Confident that the materials would be appreciated even if not requested, Burgess loaded them into the trunk of the Fairlane—along with issues of Journey and poison control and suicide prevention hotline magnets—and went to antique car shows, festivals and public safety events in and surrounding Oxford County. He puts the materials out on a table and lets that start a conversation. “It’s not a clinical setting, and people aren’t hindered in any way and just talk,” he says. “People come and tell me their stories all the time.”
A few years ago, Burgess encountered a young mother with substance use disorder who was living in her van with her son. He encouraged her to get treatment and didn’t know whether he had gotten through to her. It wasn’t until she was picked up on possession charges and went to the Maine Correctional Facility in Windham that she was ready to make a commitment to herself—with medication-assisted treatment (MAT), group counseling and one-on-one therapy.
When she saw Burgess again last summer, she told him that she had 18 months of sobriety and was living with her son in an apartment. A conversation with an empathetic stranger had made a difference—which is, in a nutshell, the mission of Burgess’ Wellness Mobile. It isn’t really about a car or printed materials—it’s about using those tools to forge connections in which Burgess can leverage his personal and professional experiences to pay it forward—to throw a pebble in the pond and wait for the ripples, whether he gets to see them or not.
Sometimes those ripples start in unexpected ways, such as the story of how Burgess turned his life around. “My family is pretty rampant with addiction—drinking, smoking, gambling, and then some other substances like cocaine,” he says. “Addiction has always been around me. Even at a young age I can remember going to people’s birthdays, barbecues, and family gatherings, and everybody was getting hammered. There were always substances.”
Though he is Micmac on his paternal grandfather’s side, Burgess hadn’t grown up connected with the tribe. Nonetheless, the tribe came looking for him in 1994 when he gave up on substance abuse treatment and disconnected from his family. Out of the blue, three Micmac tribal elders showed up at a bed and breakfast in rural New Hampshire and found 22-year-old Burgess sitting in the dark.“They evaluated me, they gave me my name—Greyfox—and they realized the situation that I was in, which wasn’t good,” he says. They led his first recovery meeting—and many more after that, connecting him, both literally and figuratively, with a tribe.
“How they found me, I really have no idea,” he says. “But thank goodness they did.” Burgess never drank again.

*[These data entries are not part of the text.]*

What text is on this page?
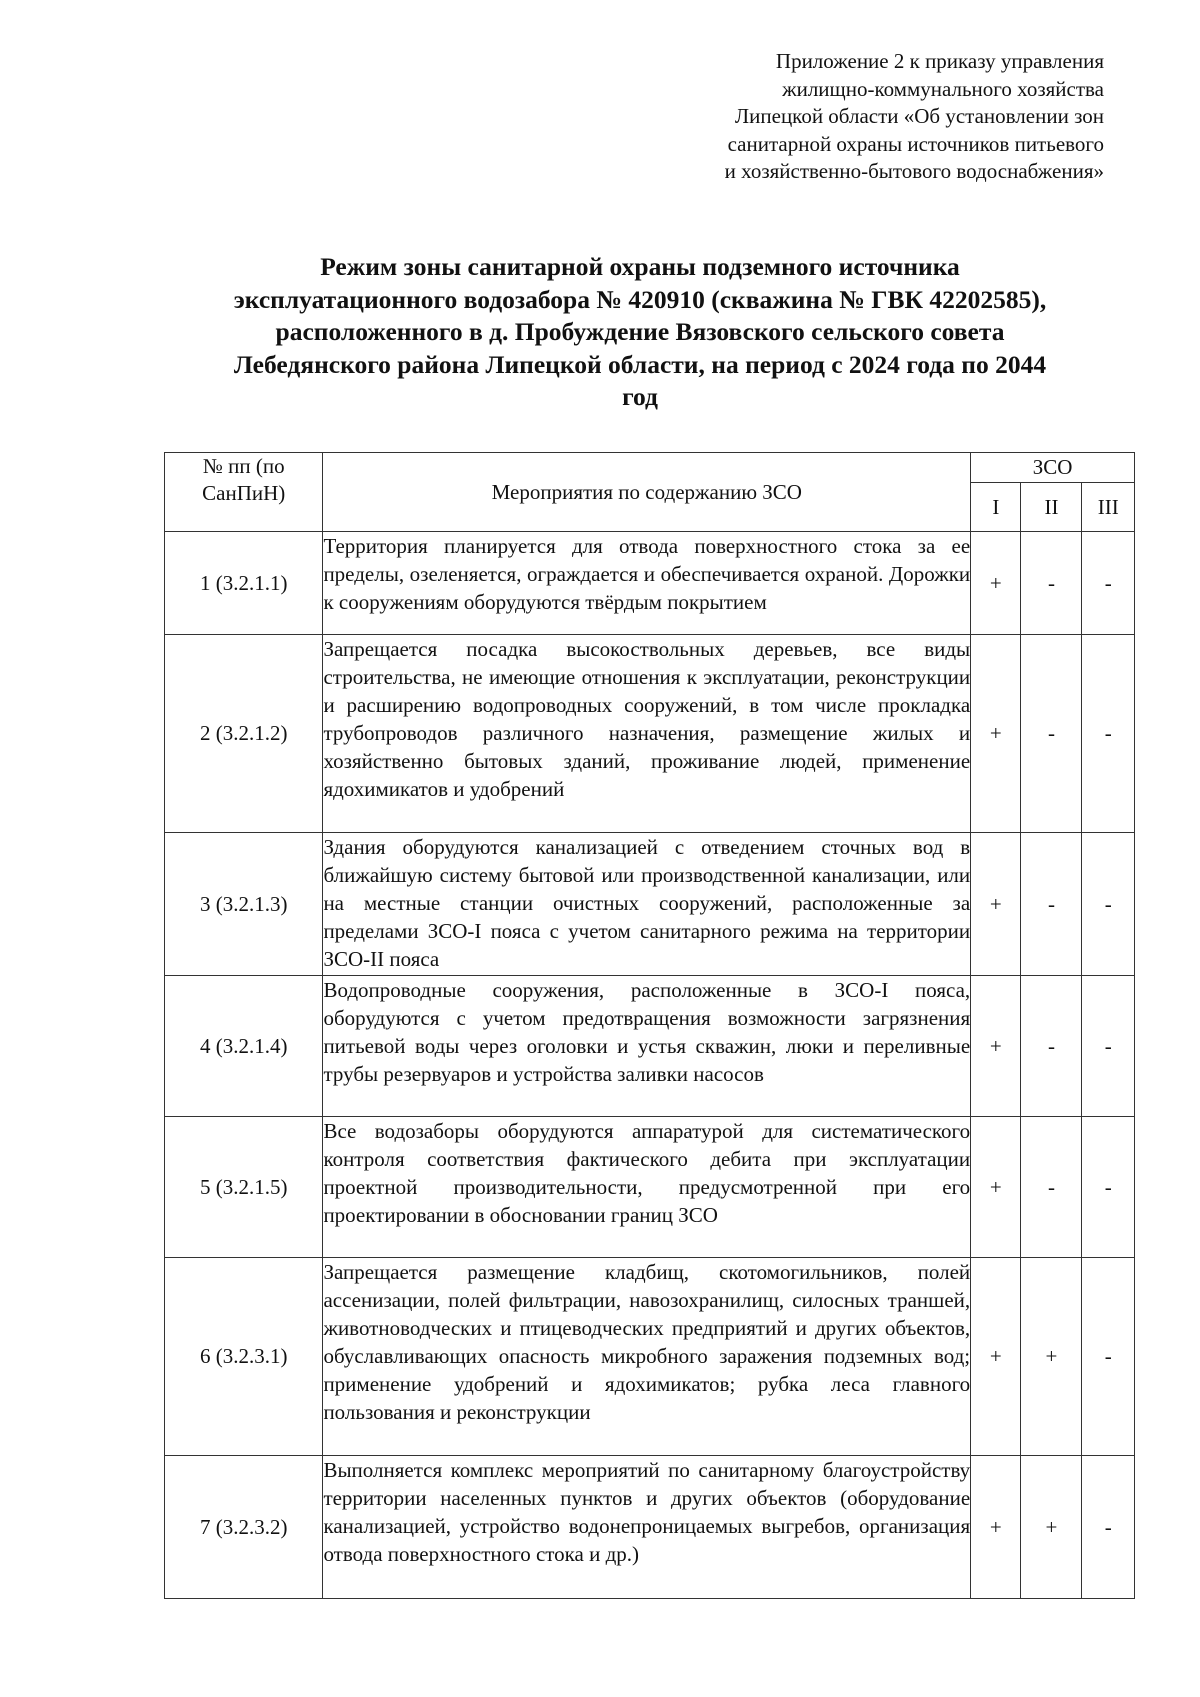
Приложение 2 к приказу управления
жилищно-коммунального хозяйства
Липецкой области «Об установлении зон
санитарной охраны источников питьевого
и хозяйственно-бытового водоснабжения»
Режим зоны санитарной охраны подземного источника
эксплуатационного водозабора № 420910 (скважина № ГВК 42202585),
расположенного в д. Пробуждение Вязовского сельского совета
Лебедянского района Липецкой области, на период с 2024 года по 2044
год
№ пп (по СанПиН)	Мероприятия по содержанию ЗСО	ЗСО		
		I	II	III
1 (3.2.1.1)	Территория планируется для отвода поверхностного стока за ее пределы, озеленяется, ограждается и обеспечивается охраной. Дорожки к сооружениям оборудуются твёрдым покрытием	+	-	-
2 (3.2.1.2)	Запрещается посадка высокоствольных деревьев, все виды строительства, не имеющие отношения к эксплуатации, реконструкции и расширению водопроводных сооружений, в том числе прокладка трубопроводов различного назначения, размещение жилых и хозяйственно бытовых зданий, проживание людей, применение ядохимикатов и удобрений	+	-	-
3 (3.2.1.3)	Здания оборудуются канализацией с отведением сточных вод в ближайшую систему бытовой или производственной канализации, или на местные станции очистных сооружений, расположенные за пределами ЗСО-I пояса с учетом санитарного режима на территории ЗСО-II пояса	+	-	-
4 (3.2.1.4)	Водопроводные сооружения, расположенные в ЗСО-I пояса, оборудуются с учетом предотвращения возможности загрязнения питьевой воды через оголовки и устья скважин, люки и переливные трубы резервуаров и устройства заливки насосов	+	-	-
5 (3.2.1.5)	Все водозаборы оборудуются аппаратурой для систематического контроля соответствия фактического дебита при эксплуатации проектной производительности, предусмотренной при его проектировании в обосновании границ ЗСО	+	-	-
6 (3.2.3.1)	Запрещается размещение кладбищ, скотомогильников, полей ассенизации, полей фильтрации, навозохранилищ, силосных траншей, животноводческих и птицеводческих предприятий и других объектов, обуславливающих опасность микробного заражения подземных вод; применение удобрений и ядохимикатов; рубка леса главного пользования и реконструкции	+	+	-
7 (3.2.3.2)	Выполняется комплекс мероприятий по санитарному благоустройству территории населенных пунктов и других объектов (оборудование канализацией, устройство водонепроницаемых выгребов, организация отвода поверхностного стока и др.)	+	+	-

After studying human services substance abuse services at Maine Community College and the University of Maine at Augusta, he spent many years as a social worker helping people with substance use disorder, sex addiction or post-traumatic stress disorder.“My health has deteriorated enough now that I don’t really do well in an office,” he says, adding that he is studying for a chaplaincy certificate. “The Wellness Mobile gets me out of the house, driving around in an old car and talking with people.” The Fairlane—and car shows, in general—may be taking a back seat this summer due to the COVID-19 pandemic. But Burgess has shifted gears to dropping off bags of materials—including issues of Journey —in economically challenged areas of Franklin, Oxford, Sagadahoc, and Androscoggin counties. Gas card donations keep the old gas guzzler on the road.
More information is available on the Wellness Mobile Facebook page, which is evolving into a community bulletin board of wellness-related resources on everything from substance abuse and suicide prevention to finding food distribution and healthcare resources and avoiding tick-bourne illnesses
“It’s funny: As a kid, I learned how to drive in a Cadillac similar to what John Kennedy drove, and now I’ve kind of gone full circle,” says Burgess. “The Native elders will always tell you life is a circle; where you start, you always return.”